Re:Int 0D by Tony-A · 2002-08-28 17:51 · Score: 2

From 80386 Programmer's Reference Manual.
General Protection Exception
All protection violations that do not cause another exception cause a general protection exception. This includes (but is not limited to):
1. Exceeding segment limit when using CS, DS, ES, FS, or GS
2. Exceeding segment limit when referencing a descriptior table
3. Transferring control to a segment that is not executable
4. Writing into a read-only data segment or into a code segment
5. Reading from an execute-only segment
6. Loading the SS register with a read-only descriptor
7. Loading SS, DS, ES, FS, or GS with the descriptor of a system segment
8. Loading DS, ES, FS, or GS with the descriptor of an executable segment that is not also readable
9. Loading SS with the descriptor of an executable segment
10. Accessing memory via DS, ES, FS, or GS when the segment register contains a null selector
11. Switching to a busy task
12. Violating privilege rules
13. Loading CR0 with PG=1 and PE=0
14. Interrupt or exception via trap or interrupt gate from V86 mode to privilege level other than zero.
15. Exceeding the instruction length limit of 15 bytes (this can occur only if redundant prefex are placed before an instruction)

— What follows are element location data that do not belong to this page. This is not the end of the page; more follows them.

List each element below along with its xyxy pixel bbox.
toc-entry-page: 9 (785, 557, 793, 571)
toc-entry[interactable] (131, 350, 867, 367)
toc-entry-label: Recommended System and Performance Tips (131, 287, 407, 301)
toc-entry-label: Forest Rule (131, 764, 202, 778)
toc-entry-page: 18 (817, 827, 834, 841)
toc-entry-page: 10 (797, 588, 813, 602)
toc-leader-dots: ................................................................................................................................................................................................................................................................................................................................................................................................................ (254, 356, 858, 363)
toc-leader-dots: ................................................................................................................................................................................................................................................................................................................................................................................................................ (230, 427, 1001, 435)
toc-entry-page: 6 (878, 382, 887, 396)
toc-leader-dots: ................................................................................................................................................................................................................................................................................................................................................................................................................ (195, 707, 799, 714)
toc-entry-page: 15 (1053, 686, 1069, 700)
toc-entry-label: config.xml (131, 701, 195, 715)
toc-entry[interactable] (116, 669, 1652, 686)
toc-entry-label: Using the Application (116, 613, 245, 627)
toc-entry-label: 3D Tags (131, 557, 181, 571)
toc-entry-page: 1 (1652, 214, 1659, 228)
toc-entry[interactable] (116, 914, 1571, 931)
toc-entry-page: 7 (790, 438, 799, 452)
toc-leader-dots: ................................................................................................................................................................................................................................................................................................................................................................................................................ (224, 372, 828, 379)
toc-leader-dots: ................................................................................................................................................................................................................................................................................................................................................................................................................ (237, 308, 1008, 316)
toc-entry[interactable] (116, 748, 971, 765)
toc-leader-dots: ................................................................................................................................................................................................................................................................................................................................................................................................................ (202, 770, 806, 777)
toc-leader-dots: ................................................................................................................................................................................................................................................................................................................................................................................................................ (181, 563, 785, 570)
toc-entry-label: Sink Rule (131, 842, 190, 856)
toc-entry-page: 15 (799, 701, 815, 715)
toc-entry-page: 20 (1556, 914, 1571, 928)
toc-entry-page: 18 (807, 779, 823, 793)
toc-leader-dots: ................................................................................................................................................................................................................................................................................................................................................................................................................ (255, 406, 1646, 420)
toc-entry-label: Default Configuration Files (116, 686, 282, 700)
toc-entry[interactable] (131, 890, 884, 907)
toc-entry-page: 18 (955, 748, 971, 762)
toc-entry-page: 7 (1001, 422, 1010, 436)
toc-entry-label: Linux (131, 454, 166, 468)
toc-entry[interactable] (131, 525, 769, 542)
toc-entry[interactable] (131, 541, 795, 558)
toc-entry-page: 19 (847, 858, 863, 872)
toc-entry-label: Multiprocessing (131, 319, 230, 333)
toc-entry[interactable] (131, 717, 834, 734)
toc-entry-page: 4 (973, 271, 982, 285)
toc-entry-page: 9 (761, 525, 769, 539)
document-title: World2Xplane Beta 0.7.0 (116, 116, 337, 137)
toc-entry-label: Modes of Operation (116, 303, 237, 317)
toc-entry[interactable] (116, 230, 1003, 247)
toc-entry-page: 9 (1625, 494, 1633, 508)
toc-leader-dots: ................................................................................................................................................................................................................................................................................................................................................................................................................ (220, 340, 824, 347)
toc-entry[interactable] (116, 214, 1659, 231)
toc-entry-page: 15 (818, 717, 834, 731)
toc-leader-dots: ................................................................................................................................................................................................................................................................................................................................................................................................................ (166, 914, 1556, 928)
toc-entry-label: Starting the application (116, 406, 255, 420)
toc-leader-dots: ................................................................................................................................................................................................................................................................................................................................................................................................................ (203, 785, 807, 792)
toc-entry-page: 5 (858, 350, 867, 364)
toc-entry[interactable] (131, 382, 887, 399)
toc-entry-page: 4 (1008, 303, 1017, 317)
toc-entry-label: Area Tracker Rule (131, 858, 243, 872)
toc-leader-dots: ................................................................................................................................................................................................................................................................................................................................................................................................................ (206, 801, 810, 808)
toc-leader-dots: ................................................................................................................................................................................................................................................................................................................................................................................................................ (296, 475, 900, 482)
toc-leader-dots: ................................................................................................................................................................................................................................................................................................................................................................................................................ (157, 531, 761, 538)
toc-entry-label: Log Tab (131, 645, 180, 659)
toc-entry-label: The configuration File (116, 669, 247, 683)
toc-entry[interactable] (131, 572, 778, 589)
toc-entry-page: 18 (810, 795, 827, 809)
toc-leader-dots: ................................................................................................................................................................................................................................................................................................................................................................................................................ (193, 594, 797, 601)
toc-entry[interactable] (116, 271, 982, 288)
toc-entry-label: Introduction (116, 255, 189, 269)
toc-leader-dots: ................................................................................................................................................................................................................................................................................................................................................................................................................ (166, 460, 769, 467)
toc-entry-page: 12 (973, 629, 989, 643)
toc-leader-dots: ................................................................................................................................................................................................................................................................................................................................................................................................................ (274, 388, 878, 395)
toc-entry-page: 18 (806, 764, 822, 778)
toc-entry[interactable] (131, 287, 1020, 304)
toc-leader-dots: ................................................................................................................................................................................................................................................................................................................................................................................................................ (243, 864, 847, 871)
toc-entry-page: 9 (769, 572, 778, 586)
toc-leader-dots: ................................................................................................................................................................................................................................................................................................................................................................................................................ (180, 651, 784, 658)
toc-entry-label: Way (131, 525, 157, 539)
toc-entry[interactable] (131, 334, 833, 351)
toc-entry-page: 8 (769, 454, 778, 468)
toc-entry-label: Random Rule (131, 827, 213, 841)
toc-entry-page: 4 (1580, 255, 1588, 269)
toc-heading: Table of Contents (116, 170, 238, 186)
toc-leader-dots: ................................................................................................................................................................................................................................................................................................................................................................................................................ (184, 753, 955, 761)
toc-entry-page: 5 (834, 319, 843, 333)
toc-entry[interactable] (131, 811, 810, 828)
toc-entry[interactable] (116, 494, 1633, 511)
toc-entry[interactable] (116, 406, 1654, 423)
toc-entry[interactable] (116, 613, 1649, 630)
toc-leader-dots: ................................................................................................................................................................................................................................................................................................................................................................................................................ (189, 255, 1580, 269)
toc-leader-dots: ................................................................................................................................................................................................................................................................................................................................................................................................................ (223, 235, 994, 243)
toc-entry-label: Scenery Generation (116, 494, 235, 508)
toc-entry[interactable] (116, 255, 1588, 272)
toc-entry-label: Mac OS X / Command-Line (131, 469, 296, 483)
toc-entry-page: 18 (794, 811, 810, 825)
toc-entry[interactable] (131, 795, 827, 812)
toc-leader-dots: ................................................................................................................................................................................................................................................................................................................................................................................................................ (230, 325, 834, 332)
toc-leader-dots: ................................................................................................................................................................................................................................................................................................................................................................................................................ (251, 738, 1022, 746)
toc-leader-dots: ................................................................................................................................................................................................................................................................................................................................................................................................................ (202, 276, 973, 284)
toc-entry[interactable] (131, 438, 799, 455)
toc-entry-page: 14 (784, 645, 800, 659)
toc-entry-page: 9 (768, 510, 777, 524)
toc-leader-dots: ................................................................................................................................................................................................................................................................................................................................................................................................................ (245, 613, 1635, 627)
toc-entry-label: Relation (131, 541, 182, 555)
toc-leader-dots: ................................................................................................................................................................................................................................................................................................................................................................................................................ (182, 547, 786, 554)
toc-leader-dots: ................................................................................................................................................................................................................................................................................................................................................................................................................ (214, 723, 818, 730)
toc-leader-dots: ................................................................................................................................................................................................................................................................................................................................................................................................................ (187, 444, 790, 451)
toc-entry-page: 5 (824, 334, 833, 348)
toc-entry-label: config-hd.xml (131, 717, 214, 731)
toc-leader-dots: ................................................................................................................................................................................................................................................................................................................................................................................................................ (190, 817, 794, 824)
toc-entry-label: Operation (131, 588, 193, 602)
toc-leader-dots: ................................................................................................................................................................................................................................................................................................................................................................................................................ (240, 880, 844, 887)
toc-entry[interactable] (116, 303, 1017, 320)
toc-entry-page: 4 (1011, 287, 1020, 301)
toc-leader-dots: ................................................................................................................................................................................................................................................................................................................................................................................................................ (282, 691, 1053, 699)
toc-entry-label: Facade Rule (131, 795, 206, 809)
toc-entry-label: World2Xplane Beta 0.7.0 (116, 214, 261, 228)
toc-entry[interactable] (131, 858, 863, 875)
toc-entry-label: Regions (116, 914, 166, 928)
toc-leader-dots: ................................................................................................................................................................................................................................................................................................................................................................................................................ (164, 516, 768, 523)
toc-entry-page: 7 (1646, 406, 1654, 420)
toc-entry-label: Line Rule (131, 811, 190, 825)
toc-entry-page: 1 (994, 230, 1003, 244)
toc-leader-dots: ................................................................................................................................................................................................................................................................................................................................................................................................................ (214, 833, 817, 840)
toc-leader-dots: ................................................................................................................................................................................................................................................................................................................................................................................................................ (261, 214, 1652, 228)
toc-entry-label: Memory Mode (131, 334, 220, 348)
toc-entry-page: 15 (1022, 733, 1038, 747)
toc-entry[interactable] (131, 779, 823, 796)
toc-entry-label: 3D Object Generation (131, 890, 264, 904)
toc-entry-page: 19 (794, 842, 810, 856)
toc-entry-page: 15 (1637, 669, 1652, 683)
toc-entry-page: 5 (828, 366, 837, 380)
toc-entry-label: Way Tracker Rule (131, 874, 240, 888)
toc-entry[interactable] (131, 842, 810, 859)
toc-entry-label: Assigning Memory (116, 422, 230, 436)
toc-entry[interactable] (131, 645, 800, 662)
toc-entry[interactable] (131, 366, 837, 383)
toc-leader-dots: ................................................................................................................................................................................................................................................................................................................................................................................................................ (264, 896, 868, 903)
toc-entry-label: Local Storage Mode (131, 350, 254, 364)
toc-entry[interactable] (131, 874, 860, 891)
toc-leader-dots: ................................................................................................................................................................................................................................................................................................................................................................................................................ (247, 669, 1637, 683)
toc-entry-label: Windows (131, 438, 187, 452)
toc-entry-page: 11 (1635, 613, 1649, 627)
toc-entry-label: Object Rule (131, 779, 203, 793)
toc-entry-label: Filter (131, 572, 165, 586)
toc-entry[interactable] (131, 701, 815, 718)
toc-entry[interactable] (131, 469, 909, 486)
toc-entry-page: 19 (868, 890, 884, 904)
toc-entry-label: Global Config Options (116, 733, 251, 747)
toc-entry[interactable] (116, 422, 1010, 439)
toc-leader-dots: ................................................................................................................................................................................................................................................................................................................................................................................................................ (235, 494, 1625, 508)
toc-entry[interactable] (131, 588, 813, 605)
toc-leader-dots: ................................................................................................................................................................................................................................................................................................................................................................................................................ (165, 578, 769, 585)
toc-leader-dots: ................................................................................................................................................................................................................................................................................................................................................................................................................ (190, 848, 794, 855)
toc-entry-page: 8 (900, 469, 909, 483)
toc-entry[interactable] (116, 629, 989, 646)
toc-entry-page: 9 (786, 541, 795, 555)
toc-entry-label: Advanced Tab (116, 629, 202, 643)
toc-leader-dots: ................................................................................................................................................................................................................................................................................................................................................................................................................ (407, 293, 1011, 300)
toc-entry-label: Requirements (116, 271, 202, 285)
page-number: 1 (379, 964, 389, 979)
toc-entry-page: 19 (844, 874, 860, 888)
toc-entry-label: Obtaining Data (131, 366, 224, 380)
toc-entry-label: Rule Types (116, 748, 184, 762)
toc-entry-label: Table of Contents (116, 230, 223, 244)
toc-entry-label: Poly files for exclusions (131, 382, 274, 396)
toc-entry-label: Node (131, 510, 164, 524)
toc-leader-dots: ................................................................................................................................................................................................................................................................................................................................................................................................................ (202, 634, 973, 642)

Basically, the machine code is trying to do something highly illegal. How it got there and why are a different matter.
Flaky memory is always a suspect.
Computed jumps based on leftover garbage (uninitialized variable) are another fun way to encounter the problem. Random code/data usually crashes eventually.
It is possible that it's just catching an attempted write to protected storage.

The Intel 386+ actually does have a very good hardware protection mechanism, which unless sombody managed a port of Multics, is effectively unused and subverted from protected segments to a nice flat space where anybody can do anything to everything.